Developers never write this SQL. The schema DSL (schema.ts) generates it, and the migration runner applies it. There is no path for a tenant table to exist without this policy.

Platform tables have RLS off

Tables in platform.* (organizations, users, apps, api_keys, etc.) have RLS disabled. They are protected at the application layer:

  • Only the gateway and its verified services can reach these tables
  • Every internal request is HMAC-signed (see HMAC Request Signing)
  • App developers never get a Postgres connection string

RLS would add unnecessary overhead on these tables and complicates admin operations. The HMAC trust boundary provides equivalent protection at the network layer.

Performance

RLS compiles to a standard WHERE clause. Postgres optimizes it like any other filter. With an index on app_id, the query planner uses an index scan — the same plan as an explicit WHERE app_id = $1.

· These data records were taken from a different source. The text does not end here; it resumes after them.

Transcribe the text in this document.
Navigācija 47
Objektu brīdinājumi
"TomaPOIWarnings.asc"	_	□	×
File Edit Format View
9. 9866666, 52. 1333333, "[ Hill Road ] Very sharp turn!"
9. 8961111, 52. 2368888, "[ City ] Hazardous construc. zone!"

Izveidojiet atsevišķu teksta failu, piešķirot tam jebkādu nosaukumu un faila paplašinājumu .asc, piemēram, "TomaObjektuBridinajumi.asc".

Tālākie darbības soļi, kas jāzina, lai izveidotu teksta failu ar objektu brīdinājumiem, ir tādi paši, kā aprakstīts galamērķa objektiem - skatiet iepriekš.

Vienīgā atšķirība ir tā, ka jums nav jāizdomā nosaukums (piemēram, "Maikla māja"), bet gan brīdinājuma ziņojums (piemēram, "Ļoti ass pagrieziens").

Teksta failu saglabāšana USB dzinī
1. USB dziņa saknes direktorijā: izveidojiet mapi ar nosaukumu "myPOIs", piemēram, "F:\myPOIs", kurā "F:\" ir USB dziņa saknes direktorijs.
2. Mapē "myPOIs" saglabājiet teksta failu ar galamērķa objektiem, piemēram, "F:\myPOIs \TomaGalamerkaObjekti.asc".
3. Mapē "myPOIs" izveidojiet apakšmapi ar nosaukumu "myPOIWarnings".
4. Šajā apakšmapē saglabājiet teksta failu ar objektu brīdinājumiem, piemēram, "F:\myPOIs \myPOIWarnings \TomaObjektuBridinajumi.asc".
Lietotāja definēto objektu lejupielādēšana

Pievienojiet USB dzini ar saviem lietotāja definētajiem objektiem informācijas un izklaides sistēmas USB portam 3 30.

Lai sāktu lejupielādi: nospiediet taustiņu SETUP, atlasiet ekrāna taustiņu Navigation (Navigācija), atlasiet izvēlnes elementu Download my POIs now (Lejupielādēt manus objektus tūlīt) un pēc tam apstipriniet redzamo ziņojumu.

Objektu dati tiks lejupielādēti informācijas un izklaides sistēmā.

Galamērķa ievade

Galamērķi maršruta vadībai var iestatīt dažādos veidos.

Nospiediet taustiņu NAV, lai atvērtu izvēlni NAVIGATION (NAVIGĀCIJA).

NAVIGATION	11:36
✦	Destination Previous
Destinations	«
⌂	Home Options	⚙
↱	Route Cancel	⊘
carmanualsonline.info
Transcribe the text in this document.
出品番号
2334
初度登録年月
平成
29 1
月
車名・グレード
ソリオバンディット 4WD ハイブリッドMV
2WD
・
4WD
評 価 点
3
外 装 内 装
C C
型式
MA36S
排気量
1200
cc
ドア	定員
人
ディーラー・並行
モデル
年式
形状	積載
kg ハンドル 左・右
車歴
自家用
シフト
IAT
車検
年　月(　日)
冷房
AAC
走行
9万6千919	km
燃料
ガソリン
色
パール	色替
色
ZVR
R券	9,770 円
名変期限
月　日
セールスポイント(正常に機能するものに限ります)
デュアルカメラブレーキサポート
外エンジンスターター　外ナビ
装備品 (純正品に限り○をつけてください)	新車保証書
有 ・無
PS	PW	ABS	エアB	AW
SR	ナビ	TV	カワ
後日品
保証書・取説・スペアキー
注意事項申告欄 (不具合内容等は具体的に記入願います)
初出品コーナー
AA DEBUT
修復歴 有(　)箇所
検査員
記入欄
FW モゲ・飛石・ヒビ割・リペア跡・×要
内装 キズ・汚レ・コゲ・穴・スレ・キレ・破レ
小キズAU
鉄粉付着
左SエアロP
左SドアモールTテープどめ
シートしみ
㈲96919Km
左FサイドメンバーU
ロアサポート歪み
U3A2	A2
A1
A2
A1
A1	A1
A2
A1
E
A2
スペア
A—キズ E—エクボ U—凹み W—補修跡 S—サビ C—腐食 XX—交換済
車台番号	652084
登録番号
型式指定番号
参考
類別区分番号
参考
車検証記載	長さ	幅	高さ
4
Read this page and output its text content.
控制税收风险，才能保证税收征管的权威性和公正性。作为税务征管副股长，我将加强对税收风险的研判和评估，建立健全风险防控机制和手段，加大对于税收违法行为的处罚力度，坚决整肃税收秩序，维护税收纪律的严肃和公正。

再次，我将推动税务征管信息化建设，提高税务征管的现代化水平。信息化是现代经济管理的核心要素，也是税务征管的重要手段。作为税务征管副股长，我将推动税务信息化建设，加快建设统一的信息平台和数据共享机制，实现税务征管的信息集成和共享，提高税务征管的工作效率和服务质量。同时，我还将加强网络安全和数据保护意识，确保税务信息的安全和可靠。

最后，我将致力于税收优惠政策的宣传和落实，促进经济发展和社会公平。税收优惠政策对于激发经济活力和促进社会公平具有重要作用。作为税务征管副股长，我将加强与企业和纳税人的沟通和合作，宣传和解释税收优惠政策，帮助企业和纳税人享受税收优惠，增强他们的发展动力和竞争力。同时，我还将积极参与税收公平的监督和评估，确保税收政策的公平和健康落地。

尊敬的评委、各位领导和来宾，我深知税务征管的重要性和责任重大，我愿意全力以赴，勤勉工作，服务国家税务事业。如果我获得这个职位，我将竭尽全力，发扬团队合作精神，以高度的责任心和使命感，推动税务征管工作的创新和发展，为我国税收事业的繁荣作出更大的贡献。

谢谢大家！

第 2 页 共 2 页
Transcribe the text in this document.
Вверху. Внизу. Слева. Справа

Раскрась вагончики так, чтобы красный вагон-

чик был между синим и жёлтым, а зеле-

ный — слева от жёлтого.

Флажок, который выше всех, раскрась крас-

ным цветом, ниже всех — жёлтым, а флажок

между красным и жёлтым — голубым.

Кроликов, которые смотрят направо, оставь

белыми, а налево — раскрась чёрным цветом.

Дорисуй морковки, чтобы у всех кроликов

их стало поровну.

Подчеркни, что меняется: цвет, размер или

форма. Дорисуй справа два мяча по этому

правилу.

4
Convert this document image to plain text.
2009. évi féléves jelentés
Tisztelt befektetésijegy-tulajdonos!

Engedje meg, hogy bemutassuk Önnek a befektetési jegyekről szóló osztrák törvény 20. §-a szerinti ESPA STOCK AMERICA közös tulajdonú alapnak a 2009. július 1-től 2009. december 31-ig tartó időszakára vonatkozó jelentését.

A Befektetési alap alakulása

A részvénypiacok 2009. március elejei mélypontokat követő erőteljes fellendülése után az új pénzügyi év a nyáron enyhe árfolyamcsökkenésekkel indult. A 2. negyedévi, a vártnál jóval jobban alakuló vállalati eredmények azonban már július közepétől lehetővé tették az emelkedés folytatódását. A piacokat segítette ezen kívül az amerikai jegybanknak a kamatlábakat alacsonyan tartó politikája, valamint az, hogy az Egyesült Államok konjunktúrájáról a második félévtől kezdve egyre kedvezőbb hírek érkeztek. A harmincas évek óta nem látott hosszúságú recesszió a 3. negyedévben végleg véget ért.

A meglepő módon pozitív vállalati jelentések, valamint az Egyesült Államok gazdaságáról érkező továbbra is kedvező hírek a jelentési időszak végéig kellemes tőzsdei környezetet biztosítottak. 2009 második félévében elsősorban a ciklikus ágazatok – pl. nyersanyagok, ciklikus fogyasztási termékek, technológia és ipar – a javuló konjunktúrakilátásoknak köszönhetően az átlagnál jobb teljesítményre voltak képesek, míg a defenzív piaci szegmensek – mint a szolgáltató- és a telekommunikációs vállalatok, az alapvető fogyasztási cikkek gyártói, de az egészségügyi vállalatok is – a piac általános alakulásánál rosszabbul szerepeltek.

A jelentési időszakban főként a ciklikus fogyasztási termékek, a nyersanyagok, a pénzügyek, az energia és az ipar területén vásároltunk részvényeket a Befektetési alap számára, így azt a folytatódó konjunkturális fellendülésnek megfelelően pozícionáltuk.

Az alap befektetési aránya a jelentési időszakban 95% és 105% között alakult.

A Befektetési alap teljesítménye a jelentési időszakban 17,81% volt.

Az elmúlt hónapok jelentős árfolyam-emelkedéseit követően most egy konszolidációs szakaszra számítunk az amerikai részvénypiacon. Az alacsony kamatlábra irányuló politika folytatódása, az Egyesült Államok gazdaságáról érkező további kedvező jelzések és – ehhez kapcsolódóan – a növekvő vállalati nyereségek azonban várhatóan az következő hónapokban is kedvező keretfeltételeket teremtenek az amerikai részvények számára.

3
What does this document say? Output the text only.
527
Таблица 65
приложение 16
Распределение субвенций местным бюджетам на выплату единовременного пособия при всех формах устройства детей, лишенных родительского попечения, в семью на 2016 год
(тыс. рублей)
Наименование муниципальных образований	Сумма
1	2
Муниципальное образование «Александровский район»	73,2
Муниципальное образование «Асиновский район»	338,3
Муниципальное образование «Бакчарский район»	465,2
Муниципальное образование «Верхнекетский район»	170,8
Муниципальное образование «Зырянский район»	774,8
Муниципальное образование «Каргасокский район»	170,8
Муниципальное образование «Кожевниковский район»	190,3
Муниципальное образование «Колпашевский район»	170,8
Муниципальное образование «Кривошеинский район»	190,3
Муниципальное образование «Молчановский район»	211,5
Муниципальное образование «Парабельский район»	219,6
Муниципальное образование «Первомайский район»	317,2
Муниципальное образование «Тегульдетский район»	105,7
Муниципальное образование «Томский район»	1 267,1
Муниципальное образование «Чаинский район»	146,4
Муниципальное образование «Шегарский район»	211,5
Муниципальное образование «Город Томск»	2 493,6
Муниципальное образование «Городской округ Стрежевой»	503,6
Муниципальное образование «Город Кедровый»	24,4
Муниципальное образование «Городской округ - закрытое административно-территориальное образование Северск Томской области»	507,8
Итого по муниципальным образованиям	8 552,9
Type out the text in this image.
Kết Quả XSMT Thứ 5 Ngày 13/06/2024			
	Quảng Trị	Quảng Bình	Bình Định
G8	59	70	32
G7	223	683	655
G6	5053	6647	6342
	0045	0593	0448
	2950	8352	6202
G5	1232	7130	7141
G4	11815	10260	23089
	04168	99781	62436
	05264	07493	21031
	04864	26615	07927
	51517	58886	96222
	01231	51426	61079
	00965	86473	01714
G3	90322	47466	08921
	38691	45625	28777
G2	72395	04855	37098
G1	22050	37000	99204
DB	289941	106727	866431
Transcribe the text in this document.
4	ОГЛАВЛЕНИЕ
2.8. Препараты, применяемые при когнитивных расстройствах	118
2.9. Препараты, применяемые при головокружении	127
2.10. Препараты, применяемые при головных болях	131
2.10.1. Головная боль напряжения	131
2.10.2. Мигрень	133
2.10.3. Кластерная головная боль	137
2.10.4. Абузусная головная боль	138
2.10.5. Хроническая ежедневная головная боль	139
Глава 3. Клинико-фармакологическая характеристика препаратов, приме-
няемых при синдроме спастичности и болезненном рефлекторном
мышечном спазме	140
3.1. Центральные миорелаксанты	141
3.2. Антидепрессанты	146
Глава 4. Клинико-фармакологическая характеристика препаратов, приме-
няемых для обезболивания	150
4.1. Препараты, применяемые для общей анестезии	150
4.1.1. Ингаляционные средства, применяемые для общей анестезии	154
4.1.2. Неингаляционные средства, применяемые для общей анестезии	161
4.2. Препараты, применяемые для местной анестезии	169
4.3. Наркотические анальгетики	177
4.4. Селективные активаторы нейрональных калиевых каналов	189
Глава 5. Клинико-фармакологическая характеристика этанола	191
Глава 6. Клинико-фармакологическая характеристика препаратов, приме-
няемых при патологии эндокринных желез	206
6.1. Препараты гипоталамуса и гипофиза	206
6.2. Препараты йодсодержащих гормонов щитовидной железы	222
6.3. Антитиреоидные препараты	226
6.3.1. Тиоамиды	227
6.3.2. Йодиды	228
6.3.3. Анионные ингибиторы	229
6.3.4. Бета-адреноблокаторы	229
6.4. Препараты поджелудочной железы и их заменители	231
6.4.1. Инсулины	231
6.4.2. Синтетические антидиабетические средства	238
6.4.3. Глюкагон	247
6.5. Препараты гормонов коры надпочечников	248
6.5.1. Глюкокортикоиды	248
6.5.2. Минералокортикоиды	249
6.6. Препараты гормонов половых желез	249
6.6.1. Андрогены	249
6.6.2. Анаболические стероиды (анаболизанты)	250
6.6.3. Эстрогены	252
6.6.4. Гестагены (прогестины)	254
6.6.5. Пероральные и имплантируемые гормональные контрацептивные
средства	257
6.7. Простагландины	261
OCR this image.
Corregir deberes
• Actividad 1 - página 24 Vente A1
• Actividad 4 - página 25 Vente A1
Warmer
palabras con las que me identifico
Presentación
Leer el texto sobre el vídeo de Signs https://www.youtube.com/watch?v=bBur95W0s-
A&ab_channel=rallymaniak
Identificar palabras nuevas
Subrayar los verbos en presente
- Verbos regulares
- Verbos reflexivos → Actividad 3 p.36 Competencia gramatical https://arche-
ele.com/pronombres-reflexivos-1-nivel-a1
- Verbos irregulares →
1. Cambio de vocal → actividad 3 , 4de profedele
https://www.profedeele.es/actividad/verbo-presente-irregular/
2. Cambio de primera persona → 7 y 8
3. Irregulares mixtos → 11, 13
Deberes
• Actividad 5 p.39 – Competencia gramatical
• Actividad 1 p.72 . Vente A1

Supabase runs millions of queries through this same pattern at scale. The overhead on a LAN single-host deployment is negligible.

The isolation test

The canonical cross-tenant isolation test, run in CI:

const appA = await createApp('app-a');
const appB = await createApp('app-b');

// Seed one row per app
await insertWithTenant(appA.id, 'tenant_data.notes', { body: 'Note A' });
await insertWithTenant(appB.id, 'tenant_data.notes', { body: 'Note B' });

// Test 1: App A sees only its row
const rowsA = await queryWithTenant(appA.id, 'SELECT * FROM tenant_data.notes');
assert.equal(rowsA.length, 1);
assert.equal(rowsA[0].body, 'Note A');

// Test 2: App A cannot read App B's row by known ID
const leak = await queryWithTenant(appA.id,
  'SELECT * FROM tenant_data.notes WHERE id = $1', [noteBId]);
assert.equal(leak.length, 0);

// Test 3: No tenant context → error
await assert.rejects(
  () => query('SELECT * FROM tenant_data.notes'),
  /current_tenant/i
);

This test must remain green through every phase of development. If it regresses, all other work stops until it is fixed.